How the countdown is measured
The calculator converts both the target date and the "from" date to timestamps, subtracts the from date, and divides by the length of a day to get a whole number of days. A positive number means the target is still ahead of you; a negative number means it has already passed and the headline shows it as "days ago".
Leave the "from" date set to today for a live countdown, or set it to any other date to ask "how many days between these two points" from a fixed vantage point.
Reading the breakdown
A raw day count is precise but hard to picture once it runs into the hundreds, so the result also gives you the same span in weeks and as a months-plus-days figure. The months-and-days breakdown uses calendar months: it advances whole months from the earlier date until adding one more would overshoot, then counts the leftover days.

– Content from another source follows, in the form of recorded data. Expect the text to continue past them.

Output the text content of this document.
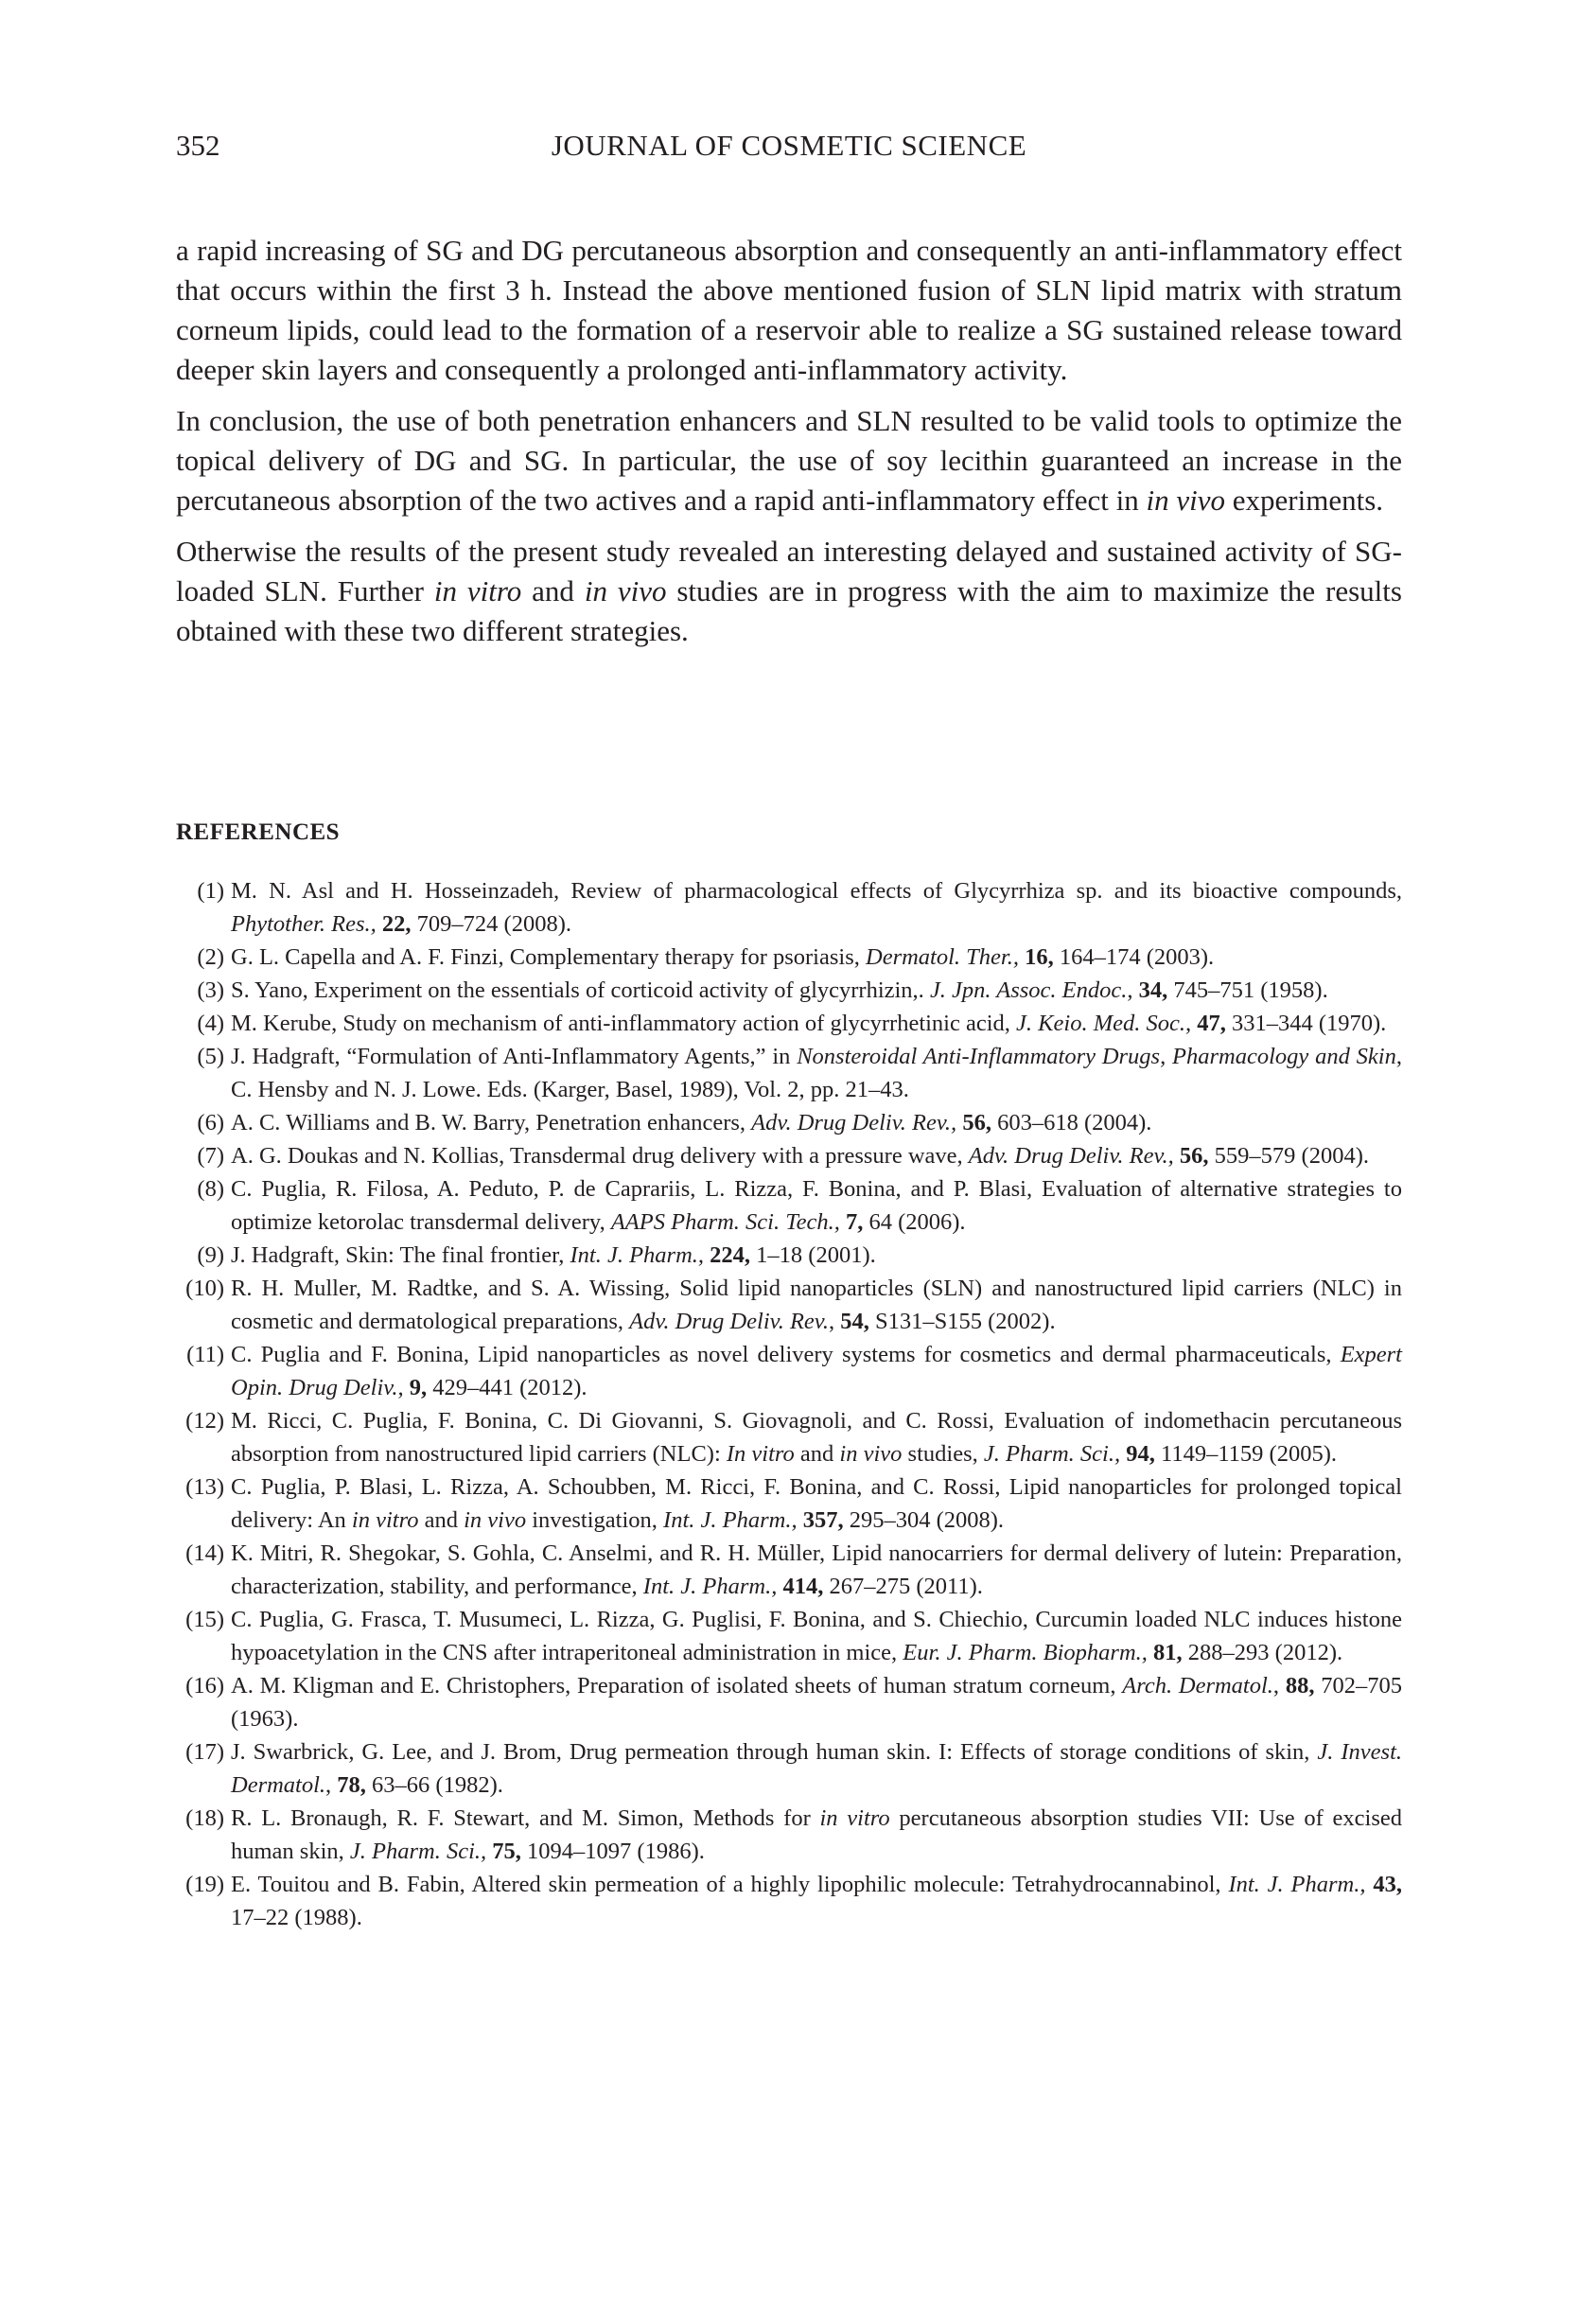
352	JOURNAL OF COSMETIC SCIENCE

a rapid increasing of SG and DG percutaneous absorption and consequently an anti-inflammatory effect that occurs within the first 3 h. Instead the above mentioned fusion of SLN lipid matrix with stratum corneum lipids, could lead to the formation of a reservoir able to realize a SG sustained release toward deeper skin layers and consequently a prolonged anti-inflammatory activity.

In conclusion, the use of both penetration enhancers and SLN resulted to be valid tools to optimize the topical delivery of DG and SG. In particular, the use of soy lecithin guaranteed an increase in the percutaneous absorption of the two actives and a rapid anti-inflammatory effect in in vivo experiments.

Otherwise the results of the present study revealed an interesting delayed and sustained activity of SG-loaded SLN. Further in vitro and in vivo studies are in progress with the aim to maximize the results obtained with these two different strategies.

REFERENCES
(1) M. N. Asl and H. Hosseinzadeh, Review of pharmacological effects of Glycyrrhiza sp. and its bioactive compounds, Phytother. Res., 22, 709–724 (2008).
(2) G. L. Capella and A. F. Finzi, Complementary therapy for psoriasis, Dermatol. Ther., 16, 164–174 (2003).
(3) S. Yano, Experiment on the essentials of corticoid activity of glycyrrhizin,. J. Jpn. Assoc. Endoc., 34, 745–751 (1958).
(4) M. Kerube, Study on mechanism of anti-inflammatory action of glycyrrhetinic acid, J. Keio. Med. Soc., 47, 331–344 (1970).
(5) J. Hadgraft, “Formulation of Anti-Inflammatory Agents,” in Nonsteroidal Anti-Inflammatory Drugs, Pharmacology and Skin, C. Hensby and N. J. Lowe. Eds. (Karger, Basel, 1989), Vol. 2, pp. 21–43.
(6) A. C. Williams and B. W. Barry, Penetration enhancers, Adv. Drug Deliv. Rev., 56, 603–618 (2004).
(7) A. G. Doukas and N. Kollias, Transdermal drug delivery with a pressure wave, Adv. Drug Deliv. Rev., 56, 559–579 (2004).
(8) C. Puglia, R. Filosa, A. Peduto, P. de Caprariis, L. Rizza, F. Bonina, and P. Blasi, Evaluation of alternative strategies to optimize ketorolac transdermal delivery, AAPS Pharm. Sci. Tech., 7, 64 (2006).
(9) J. Hadgraft, Skin: The final frontier, Int. J. Pharm., 224, 1–18 (2001).
(10) R. H. Muller, M. Radtke, and S. A. Wissing, Solid lipid nanoparticles (SLN) and nanostructured lipid carriers (NLC) in cosmetic and dermatological preparations, Adv. Drug Deliv. Rev., 54, S131–S155 (2002).
(11) C. Puglia and F. Bonina, Lipid nanoparticles as novel delivery systems for cosmetics and dermal pharmaceuticals, Expert Opin. Drug Deliv., 9, 429–441 (2012).
(12) M. Ricci, C. Puglia, F. Bonina, C. Di Giovanni, S. Giovagnoli, and C. Rossi, Evaluation of indomethacin percutaneous absorption from nanostructured lipid carriers (NLC): In vitro and in vivo studies, J. Pharm. Sci., 94, 1149–1159 (2005).
(13) C. Puglia, P. Blasi, L. Rizza, A. Schoubben, M. Ricci, F. Bonina, and C. Rossi, Lipid nanoparticles for prolonged topical delivery: An in vitro and in vivo investigation, Int. J. Pharm., 357, 295–304 (2008).
(14) K. Mitri, R. Shegokar, S. Gohla, C. Anselmi, and R. H. Müller, Lipid nanocarriers for dermal delivery of lutein: Preparation, characterization, stability, and performance, Int. J. Pharm., 414, 267–275 (2011).
(15) C. Puglia, G. Frasca, T. Musumeci, L. Rizza, G. Puglisi, F. Bonina, and S. Chiechio, Curcumin loaded NLC induces histone hypoacetylation in the CNS after intraperitoneal administration in mice, Eur. J. Pharm. Biopharm., 81, 288–293 (2012).
(16) A. M. Kligman and E. Christophers, Preparation of isolated sheets of human stratum corneum, Arch. Dermatol., 88, 702–705 (1963).
(17) J. Swarbrick, G. Lee, and J. Brom, Drug permeation through human skin. I: Effects of storage conditions of skin, J. Invest. Dermatol., 78, 63–66 (1982).
(18) R. L. Bronaugh, R. F. Stewart, and M. Simon, Methods for in vitro percutaneous absorption studies VII: Use of excised human skin, J. Pharm. Sci., 75, 1094–1097 (1986).
(19) E. Touitou and B. Fabin, Altered skin permeation of a highly lipophilic molecule: Tetrahydrocannabinol, Int. J. Pharm., 43, 17–22 (1988).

Because months vary in length, the weeks figure and the months-and-days figure describe the same gap two different ways; pick whichever is easiest to act on.
Tips and caveats
Worth knowing:
- The count is at whole-day resolution and ignores the time of day, so an event later today shows as zero days, not a fraction.
- A result of "Today" means the two dates are the same.
- For business-day countdowns (excluding weekends and holidays) use the work days calculator instead.
- Targets far in the past or future stay accurate because the math is plain calendar arithmetic.
Formula
diffDays = floor((targetDate − fromDate) / 86400000)Frequently asked questions
- What does a negative result mean?
- The target date is in the past relative to the "from" date, so the figure is shown as days ago.